Two rabbinic pieces of literature, chapter 25 in the midrash Pirkei d’Rabbi Eliezer and Sanhedrin 109, offer a lot of detail and elaboration of the level of these sins. In PRE it describes how the people of Sodom were extremely wealthy, but did not place trust in their Creator and Owner (see the connection to last week’s commentary?). Ergo they never offered food to the poor or a visiting stranger. Indeed, they did so much to protect their food they even put covers on their fruit trees that prevented God’s singing birds from sitting on the branches and singing. Further, they appointed corrupt judges who ruled against every wayfarer and alien getting any food. This midrash continues by adding that anyone who gave help to the poor and needy by even giving them a loaf of bread would be burned to death in punishment.

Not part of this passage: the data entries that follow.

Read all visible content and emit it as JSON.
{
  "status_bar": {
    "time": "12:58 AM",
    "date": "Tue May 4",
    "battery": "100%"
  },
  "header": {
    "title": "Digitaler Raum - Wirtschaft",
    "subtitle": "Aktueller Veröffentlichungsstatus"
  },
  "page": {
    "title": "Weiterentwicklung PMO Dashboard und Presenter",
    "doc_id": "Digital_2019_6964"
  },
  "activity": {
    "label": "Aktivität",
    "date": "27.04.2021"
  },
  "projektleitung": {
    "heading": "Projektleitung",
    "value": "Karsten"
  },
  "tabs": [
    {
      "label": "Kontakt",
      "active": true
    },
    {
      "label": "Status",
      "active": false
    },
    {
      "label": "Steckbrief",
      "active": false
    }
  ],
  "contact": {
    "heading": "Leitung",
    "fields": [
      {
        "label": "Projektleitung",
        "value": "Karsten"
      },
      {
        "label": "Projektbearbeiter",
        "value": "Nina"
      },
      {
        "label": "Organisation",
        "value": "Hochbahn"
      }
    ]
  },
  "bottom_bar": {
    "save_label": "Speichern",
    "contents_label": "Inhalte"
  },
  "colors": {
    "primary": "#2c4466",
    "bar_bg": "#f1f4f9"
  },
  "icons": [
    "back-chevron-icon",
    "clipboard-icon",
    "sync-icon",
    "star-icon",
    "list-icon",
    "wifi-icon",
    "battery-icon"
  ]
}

Sanhedrin 109 adds to this by quoting from Job 24:7 “They lie at night naked without clothing and they have no covering for the cold.” This is in the context of describing an evil community and the Talmud uses this to describe how the people of Sodom treated the poor and aliens – making them suffer even while trying to sleep at night. It further adds that Sodomites would steal from widows of their own community. Finally, this page in Sanhedrin tells a story of a young woman who would take bread hidden in a pitcher to poor people. She was found by the men of Sodom, then tortured by being pinned to the city wall, exposed to being bitten by insects and finally dying.
We saw in last week’s parashah that Abraham lived knowing God was the actual owner of the world, and respected the reality that no human can own anything forever. Therefore, they must not just focus on their own wealth, but helping the needy and the poor. The stories of Sodom add a connection to the multiple Torah statements that we must welcome the stranger through kindness and proper treating. All of this adds to the curiosity of Abraham’s challenge to God to behave justly when judging Sodom.
Rashi points out that the Hebrew word vayigash, translated as “came forward” is often used in multiple emotional situations including war, conciliation, and prayer. One can conclude that Abraham was trying to be fierce in approaching God, to get God to be conciliatory if enough righteous people were in Sodom, as well as praying that God would do what is proper. Malbim takes the perspective that Abraham knew that God’s work of destroying Sodom would be done by the malachim, just as the first born of Egypt would be taken by the angel of death. Ergo, Malbim thought Abraham was pushing God to be sure the malachim would act properly on behalf of God. In either case, God is responsible if the righteous are destroyed with the guilty.
Abraham’s interaction with God on this issue concludes by God agreeing to not destroy Sodom even if only 10 righteous people exist there. However, Sodom is destroyed. It is clear that God knew what the conclusion would be, yet God not only informed Abraham what was being planned but listened to his pushing God’s requirement for justice and mercy. Since God knew how this would end why did God allow Abraham’s objection and negotiate with him?
My conclusion is that God was training Abraham, and providing an example for all of humanity, that we must never be afraid of challanging and questioning those in power if we are concerned not only about the sinful doings, but the true application of justice along with mercy and forgiveness. If we are allowed to challenge God, then there is no human we are forbidden to challenge over justice and morality. We must challenge those who place their insistence on ownership of parts of the world over the commanded morality that results from accepting God’s ownership.